Stanley Fish of the NY Times has glowing words for Justice Kagan on the occasion of her first dissent since joining the Court. In her dissent to the opinion in Arizona Christian School Tuition Organization v. Winn, Kagan pokes holes in the majority’s argument, filling the void with a “landscape” of revealing examples.

The case deals with an Establishment Clause challenge to the use of public funds to support religious schools. The majority rests its holding that the plaintiffs lack Article III standing to sue on “the distinction between governmental expenditures and tax credits.” Since a tax credit for private spending on religious schools is not equivalent to direct government spending, the Court holds that the plaintiffs do not meet the test for taxpayer standing set forth in Flast v. Cohen.

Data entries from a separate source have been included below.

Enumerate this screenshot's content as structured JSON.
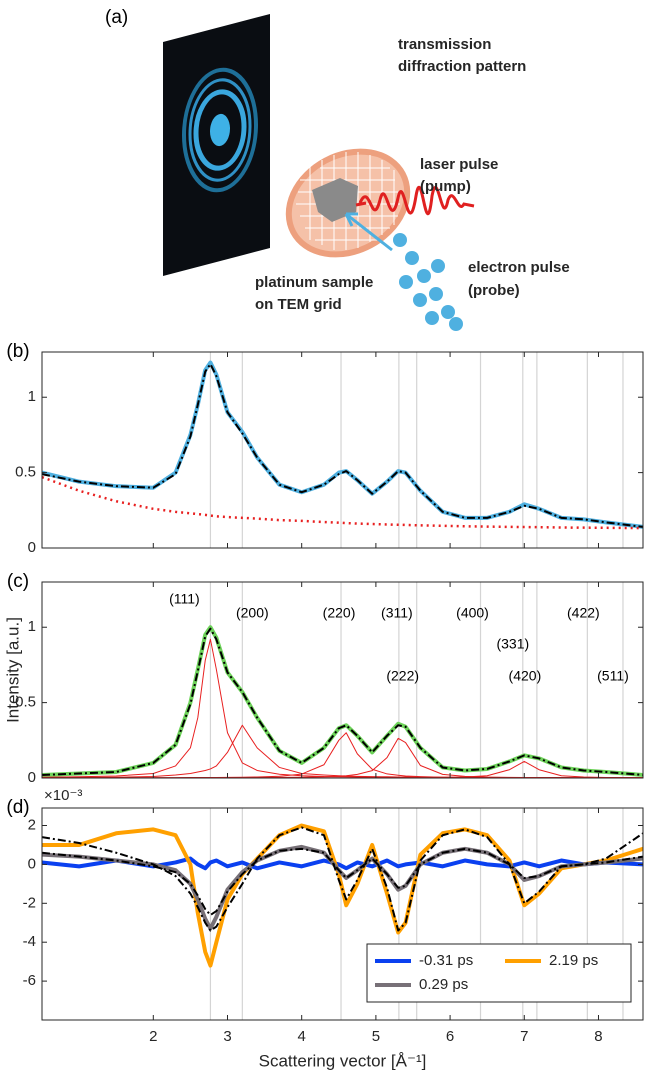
{
  "panel_a": {
    "label": "(a)",
    "pattern_label": [
      "transmission",
      "diffraction pattern"
    ],
    "laser_label": [
      "laser pulse",
      "(pump)"
    ],
    "electron_label": [
      "electron pulse",
      "(probe)"
    ],
    "sample_label": [
      "platinum sample",
      "on TEM grid"
    ]
  },
  "chart_data": [
    {
      "type": "line",
      "panel": "(b)",
      "x": [
        0.5,
        1,
        1.5,
        2,
        2.3,
        2.5,
        2.6,
        2.7,
        2.77,
        2.85,
        3.0,
        3.2,
        3.4,
        3.7,
        4.0,
        4.3,
        4.5,
        4.6,
        4.75,
        4.95,
        5.15,
        5.3,
        5.4,
        5.6,
        5.9,
        6.2,
        6.5,
        6.8,
        7.0,
        7.2,
        7.5,
        7.8,
        8.1,
        8.6
      ],
      "xlim": [
        0.5,
        8.6
      ],
      "xticks": [
        2,
        3,
        4,
        5,
        6,
        7,
        8
      ],
      "ylim": [
        0,
        1.3
      ],
      "yticks": [
        0,
        0.5,
        1
      ],
      "series": [
        {
          "color": "#4fb0e0",
          "linestyle": "solid-thick",
          "values": [
            0.5,
            0.44,
            0.41,
            0.4,
            0.5,
            0.75,
            0.95,
            1.18,
            1.23,
            1.15,
            0.9,
            0.77,
            0.6,
            0.42,
            0.37,
            0.42,
            0.5,
            0.51,
            0.45,
            0.36,
            0.44,
            0.51,
            0.5,
            0.38,
            0.24,
            0.2,
            0.2,
            0.24,
            0.29,
            0.26,
            0.2,
            0.19,
            0.17,
            0.14
          ]
        },
        {
          "color": "#000000",
          "linestyle": "dashdot",
          "values": [
            0.49,
            0.44,
            0.41,
            0.4,
            0.49,
            0.74,
            0.95,
            1.17,
            1.22,
            1.14,
            0.9,
            0.76,
            0.6,
            0.42,
            0.37,
            0.42,
            0.49,
            0.51,
            0.45,
            0.36,
            0.44,
            0.51,
            0.5,
            0.38,
            0.24,
            0.2,
            0.2,
            0.24,
            0.28,
            0.26,
            0.2,
            0.19,
            0.17,
            0.14
          ]
        },
        {
          "color": "#e82020",
          "linestyle": "dotted",
          "values": [
            0.47,
            0.38,
            0.31,
            0.26,
            0.24,
            0.23,
            0.225,
            0.22,
            0.215,
            0.21,
            0.205,
            0.2,
            0.195,
            0.185,
            0.18,
            0.172,
            0.168,
            0.165,
            0.162,
            0.159,
            0.156,
            0.154,
            0.153,
            0.15,
            0.147,
            0.144,
            0.142,
            0.14,
            0.139,
            0.138,
            0.136,
            0.135,
            0.134,
            0.132
          ]
        }
      ]
    },
    {
      "type": "line",
      "panel": "(c)",
      "ylabel": "Intensity [a.u.]",
      "x": [
        0.5,
        1,
        1.5,
        2,
        2.3,
        2.5,
        2.6,
        2.7,
        2.77,
        2.85,
        3.0,
        3.2,
        3.4,
        3.7,
        4.0,
        4.3,
        4.5,
        4.6,
        4.75,
        4.95,
        5.15,
        5.3,
        5.4,
        5.6,
        5.9,
        6.2,
        6.5,
        6.8,
        7.0,
        7.2,
        7.5,
        7.8,
        8.1,
        8.6
      ],
      "xlim": [
        0.5,
        8.6
      ],
      "xticks": [
        2,
        3,
        4,
        5,
        6,
        7,
        8
      ],
      "ylim": [
        0,
        1.3
      ],
      "yticks": [
        0,
        0.5,
        1
      ],
      "annotations": [
        {
          "label": "(111)",
          "x": 2.77
        },
        {
          "label": "(200)",
          "x": 3.2
        },
        {
          "label": "(220)",
          "x": 4.53
        },
        {
          "label": "(311)",
          "x": 5.31
        },
        {
          "label": "(222)",
          "x": 5.55
        },
        {
          "label": "(400)",
          "x": 6.41
        },
        {
          "label": "(331)",
          "x": 6.98
        },
        {
          "label": "(420)",
          "x": 7.17
        },
        {
          "label": "(422)",
          "x": 7.85
        },
        {
          "label": "(511)",
          "x": 8.33
        }
      ],
      "series": [
        {
          "color": "#6ed35a",
          "linestyle": "solid-thick",
          "values": [
            0.02,
            0.03,
            0.04,
            0.1,
            0.22,
            0.5,
            0.72,
            0.95,
            1.0,
            0.93,
            0.7,
            0.57,
            0.4,
            0.18,
            0.1,
            0.2,
            0.33,
            0.35,
            0.28,
            0.17,
            0.28,
            0.36,
            0.34,
            0.2,
            0.07,
            0.05,
            0.06,
            0.11,
            0.15,
            0.13,
            0.07,
            0.05,
            0.04,
            0.02
          ]
        },
        {
          "color": "#e82020",
          "linestyle": "solid",
          "values": [
            0.005,
            0.008,
            0.013,
            0.03,
            0.08,
            0.2,
            0.4,
            0.78,
            0.92,
            0.72,
            0.3,
            0.1,
            0.05,
            0.025,
            0.015,
            0.01,
            0.009,
            0.008,
            0.007,
            0.006,
            0.005,
            0.005,
            0.005,
            0.004,
            0.004,
            0.003,
            0.003,
            0.003,
            0.003,
            0.002,
            0.002,
            0.002,
            0.002,
            0.002
          ]
        },
        {
          "color": "#e82020",
          "linestyle": "solid",
          "values": [
            0.002,
            0.003,
            0.005,
            0.01,
            0.02,
            0.03,
            0.04,
            0.05,
            0.06,
            0.08,
            0.17,
            0.35,
            0.2,
            0.07,
            0.03,
            0.02,
            0.015,
            0.013,
            0.011,
            0.009,
            0.008,
            0.007,
            0.007,
            0.006,
            0.005,
            0.004,
            0.004,
            0.003,
            0.003,
            0.003,
            0.003,
            0.002,
            0.002,
            0.002
          ]
        },
        {
          "color": "#e82020",
          "linestyle": "solid",
          "values": [
            0.001,
            0.001,
            0.002,
            0.002,
            0.002,
            0.003,
            0.003,
            0.003,
            0.003,
            0.003,
            0.004,
            0.005,
            0.007,
            0.012,
            0.026,
            0.088,
            0.25,
            0.3,
            0.16,
            0.058,
            0.027,
            0.018,
            0.013,
            0.009,
            0.005,
            0.004,
            0.003,
            0.002,
            0.002,
            0.002,
            0.002,
            0.001,
            0.001,
            0.001
          ]
        },
        {
          "color": "#e82020",
          "linestyle": "solid",
          "values": [
            0.001,
            0.001,
            0.001,
            0.002,
            0.002,
            0.002,
            0.002,
            0.002,
            0.002,
            0.002,
            0.003,
            0.003,
            0.004,
            0.004,
            0.005,
            0.008,
            0.012,
            0.015,
            0.024,
            0.049,
            0.135,
            0.263,
            0.235,
            0.083,
            0.024,
            0.011,
            0.006,
            0.004,
            0.003,
            0.003,
            0.002,
            0.002,
            0.002,
            0.001
          ]
        },
        {
          "color": "#e82020",
          "linestyle": "solid",
          "values": [
            0.001,
            0.001,
            0.001,
            0.001,
            0.001,
            0.001,
            0.001,
            0.001,
            0.001,
            0.001,
            0.001,
            0.001,
            0.001,
            0.002,
            0.002,
            0.002,
            0.002,
            0.002,
            0.002,
            0.002,
            0.002,
            0.002,
            0.003,
            0.003,
            0.0035,
            0.0065,
            0.015,
            0.055,
            0.11,
            0.055,
            0.015,
            0.007,
            0.0035,
            0.0017
          ]
        },
        {
          "color": "#000000",
          "linestyle": "dashdot",
          "values": [
            0.02,
            0.03,
            0.04,
            0.1,
            0.22,
            0.49,
            0.71,
            0.94,
            0.99,
            0.92,
            0.7,
            0.57,
            0.4,
            0.18,
            0.1,
            0.2,
            0.33,
            0.35,
            0.28,
            0.17,
            0.28,
            0.35,
            0.34,
            0.2,
            0.07,
            0.05,
            0.06,
            0.11,
            0.15,
            0.13,
            0.07,
            0.05,
            0.04,
            0.02
          ]
        }
      ]
    },
    {
      "type": "line",
      "panel": "(d)",
      "y_multiplier": "×10⁻³",
      "xlabel": "Scattering vector [Å⁻¹]",
      "x": [
        0.5,
        1,
        1.5,
        2,
        2.3,
        2.5,
        2.6,
        2.7,
        2.77,
        2.85,
        3.0,
        3.2,
        3.4,
        3.7,
        4.0,
        4.3,
        4.5,
        4.6,
        4.75,
        4.95,
        5.15,
        5.3,
        5.4,
        5.6,
        5.9,
        6.2,
        6.5,
        6.8,
        7.0,
        7.2,
        7.5,
        7.8,
        8.1,
        8.6
      ],
      "xlim": [
        0.5,
        8.6
      ],
      "xticks": [
        2,
        3,
        4,
        5,
        6,
        7,
        8
      ],
      "ylim": [
        -8,
        2.9
      ],
      "yticks": [
        -6,
        -4,
        -2,
        0,
        2
      ],
      "legend": "lower right",
      "series": [
        {
          "name": "-0.31 ps",
          "color": "#0a40f0",
          "linestyle": "solid-thick",
          "values": [
            0.1,
            -0.1,
            0.2,
            -0.1,
            0.1,
            0.3,
            0,
            -0.2,
            0.1,
            0.2,
            -0.1,
            0.1,
            -0.2,
            0.1,
            -0.1,
            0.2,
            0,
            -0.2,
            0.1,
            -0.1,
            0.2,
            -0.1,
            0,
            0.1,
            -0.1,
            0.2,
            0,
            -0.1,
            0.1,
            -0.1,
            0.2,
            0,
            0.1,
            0
          ]
        },
        {
          "name": "2.19 ps",
          "color": "#ffa000",
          "linestyle": "solid-thick",
          "values": [
            1.0,
            1.0,
            1.6,
            1.8,
            1.5,
            0,
            -2.5,
            -4.5,
            -5.2,
            -4.0,
            -1.8,
            -0.5,
            0.3,
            1.5,
            2.0,
            1.7,
            -0.5,
            -2.1,
            -1.0,
            1.0,
            -1.5,
            -3.5,
            -3.0,
            0.5,
            1.6,
            1.8,
            1.5,
            0.2,
            -2.1,
            -1.5,
            -0.2,
            0,
            0.2,
            0.8
          ]
        },
        {
          "name": "0.29 ps",
          "color": "#777077",
          "linestyle": "solid-thick",
          "values": [
            0.5,
            0.4,
            0.2,
            0,
            -0.3,
            -1.0,
            -1.8,
            -2.8,
            -3.3,
            -2.7,
            -1.3,
            -0.4,
            0.2,
            0.7,
            0.9,
            0.6,
            -0.3,
            -0.7,
            -0.3,
            0.3,
            -0.5,
            -1.3,
            -1.1,
            0,
            0.6,
            0.8,
            0.6,
            0,
            -0.8,
            -0.6,
            -0.1,
            0,
            0.1,
            0.3
          ]
        },
        {
          "color": "#000000",
          "linestyle": "dashdot",
          "values": [
            1.4,
            1.1,
            0.6,
            0.0,
            -0.6,
            -1.5,
            -2.2,
            -3.0,
            -3.4,
            -3.2,
            -2.2,
            -1.0,
            0.3,
            1.5,
            1.9,
            1.5,
            -0.8,
            -1.8,
            -0.8,
            0.8,
            -1.2,
            -3.4,
            -3.0,
            0.2,
            1.5,
            1.8,
            1.4,
            0,
            -2.0,
            -1.4,
            -0.1,
            0,
            0.3,
            1.6
          ]
        },
        {
          "color": "#000000",
          "linestyle": "dashdot",
          "values": [
            0.6,
            0.4,
            0.2,
            -0.1,
            -0.4,
            -1.0,
            -1.6,
            -2.3,
            -2.6,
            -2.4,
            -1.4,
            -0.5,
            0.2,
            0.7,
            0.8,
            0.6,
            -0.3,
            -0.7,
            -0.3,
            0.3,
            -0.5,
            -1.2,
            -1.1,
            0,
            0.6,
            0.8,
            0.6,
            0,
            -0.7,
            -0.6,
            -0.1,
            0,
            0.1,
            0.4
          ]
        }
      ]
    }
  ]
}
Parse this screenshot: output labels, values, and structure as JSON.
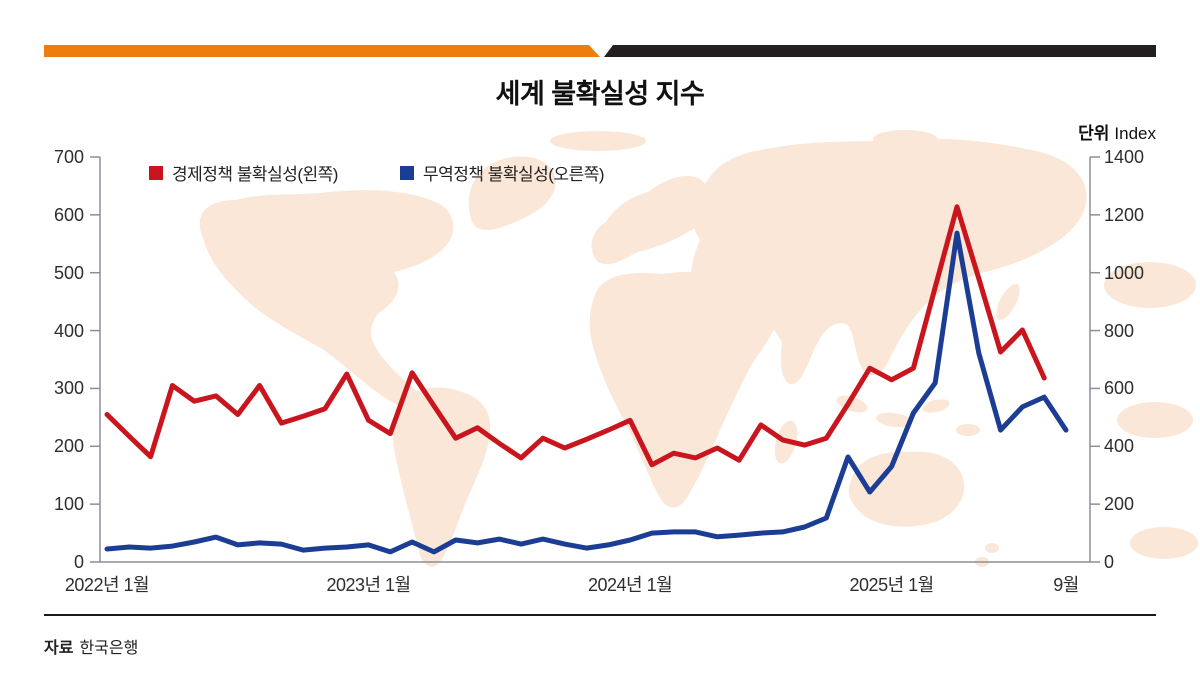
{
  "meta": {
    "title": "세계 불확실성 지수",
    "unit_label": "단위",
    "unit_value": "Index",
    "source_label": "자료",
    "source_value": "한국은행"
  },
  "legend": [
    {
      "label": "경제정책 불확실성(왼쪽)",
      "color": "#c9151e"
    },
    {
      "label": "무역정책 불확실성(오른쪽)",
      "color": "#1b3d94"
    }
  ],
  "colors": {
    "accent_orange": "#ed7d0d",
    "bar_black": "#231f20",
    "epu_red": "#c9151e",
    "tpu_blue": "#1b3d94",
    "map_fill": "#fae7d7",
    "axis_gray": "#8d8d9c",
    "divider_black": "#1a1a1a"
  },
  "chart_data": {
    "type": "line",
    "title": "세계 불확실성 지수",
    "x_unit": "month",
    "start_month": "2022-01",
    "months_span": 45,
    "x_tick_labels": [
      "2022년 1월",
      "2023년 1월",
      "2024년 1월",
      "2025년 1월",
      "9월"
    ],
    "x_tick_month_index": [
      0,
      12,
      24,
      36,
      44
    ],
    "left_axis": {
      "min": 0,
      "max": 700,
      "ticks": [
        0,
        100,
        200,
        300,
        400,
        500,
        600,
        700
      ]
    },
    "right_axis": {
      "min": 0,
      "max": 1400,
      "ticks": [
        0,
        200,
        400,
        600,
        800,
        1000,
        1200,
        1400
      ]
    },
    "grid": false,
    "legend_position": "top-left-inside",
    "series": [
      {
        "name": "경제정책 불확실성(왼쪽)",
        "axis": "left",
        "color": "#c9151e",
        "end_month": "2025-08",
        "values": [
          255,
          218,
          182,
          305,
          278,
          287,
          255,
          305,
          240,
          252,
          265,
          325,
          245,
          222,
          327,
          270,
          214,
          232,
          205,
          180,
          214,
          197,
          212,
          228,
          245,
          168,
          188,
          180,
          197,
          176,
          237,
          211,
          202,
          214,
          273,
          335,
          315,
          335,
          475,
          614,
          490,
          363,
          401,
          318
        ]
      },
      {
        "name": "무역정책 불확실성(오른쪽)",
        "axis": "right",
        "color": "#1b3d94",
        "end_month": "2025-09",
        "values": [
          45,
          52,
          48,
          55,
          69,
          86,
          59,
          66,
          62,
          41,
          48,
          52,
          59,
          35,
          69,
          35,
          76,
          66,
          79,
          62,
          79,
          62,
          48,
          59,
          76,
          100,
          104,
          104,
          87,
          93,
          100,
          104,
          121,
          152,
          363,
          242,
          330,
          515,
          619,
          1137,
          722,
          456,
          536,
          570,
          456
        ]
      }
    ]
  }
}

Gibing at the majority for making this distinction “in search of a difference,” Kagan writes:

Suppose a State desires to reward Jews–by, say, $500 per year–for their religious devotion. Should the nature of taxpayers’ concern vary if the State allows Jews to claim the aid on their tax returns, in lieu of receiving an annual stipend? Or assume a State wishes to subsidize the ownership of crucifixes. It could purchase the religious symbols in bulk and distribute them to all takers. Or it could mail a reimbursement check to any individual who buys her own and submits a receipt for the purchase. Or it could authorize that person to claim a tax credit equal to the price she paid. Now, really–do taxpayers have less reason to complain if the State selects the last of these three options? The Court today says they do, but that is wrong.